Pope Francis and a leading Sunni imam have made calls for peace at the United Nations Security Council (UNSC) in New York where discussion focused on the importance of “human fraternity”.
The pope, who is in hospital recovering from abdominal surgery, sent a statement to the UN meeting on Wednesday in which he said that a third world war is being fought “piecemeal” and that humanity is suffering from a “famine of fraternity”, reports Al Jazeera.

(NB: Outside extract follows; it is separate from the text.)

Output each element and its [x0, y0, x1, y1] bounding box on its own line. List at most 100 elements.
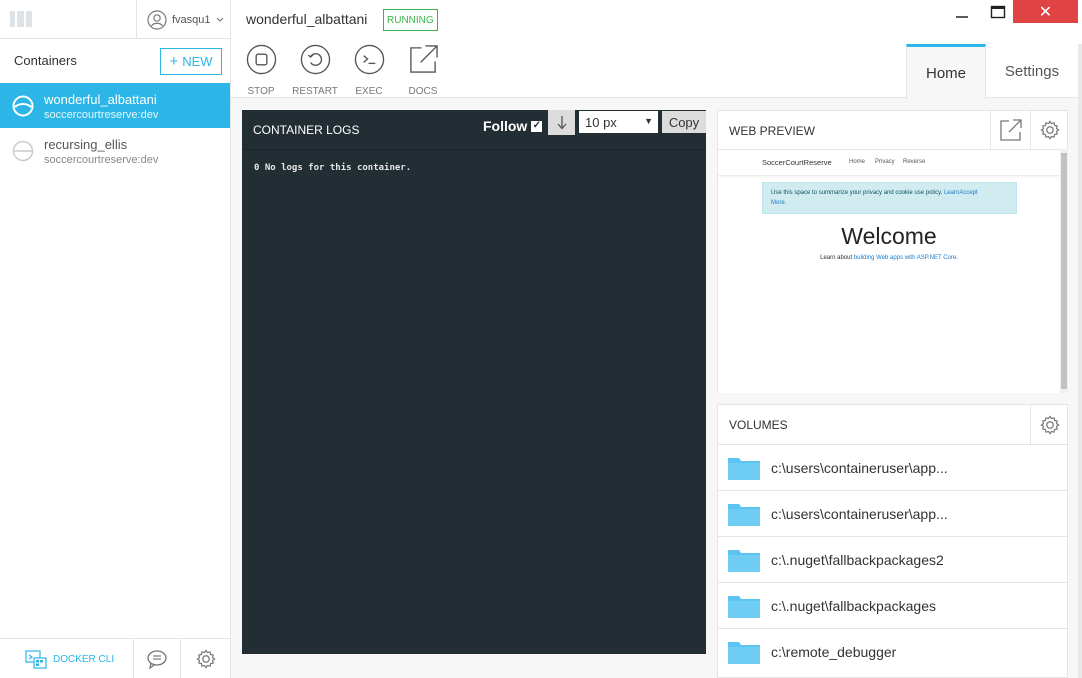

On the other hand, Sheikh Ahmed al-Tayeb, the grand imam of Al-Azhar, the 1,000-year-old seat of Sunni learning in Cairo, said in a virtual briefing to the UN council that human fraternity was the key to global peace, a point he and the pope had made in a joint document released in 2019.
“In our own day, with nuclear weapons and those of mass destruction, the battlefield has become practically unlimited, and the effects potentially catastrophic,” the pope said in his statement, which was read by Archbishop Paul Richard Gallagher, the Vatican’s secretary for relations with states and international organisations.
Al-Tayeb said his intention in speaking to the council was to urge an end to senseless wars.
He cited Iraq, Afghanistan, Syria, Libya and Yemen.
The grand imam also called on the council to recognise an independent Palestinian state after 75 years.
Without naming either Russia or Ukraine, the grand imam said the war unfolding on the eastern borders of Europe had instilled terror and “concern that it may regress humanity to a primitive era”.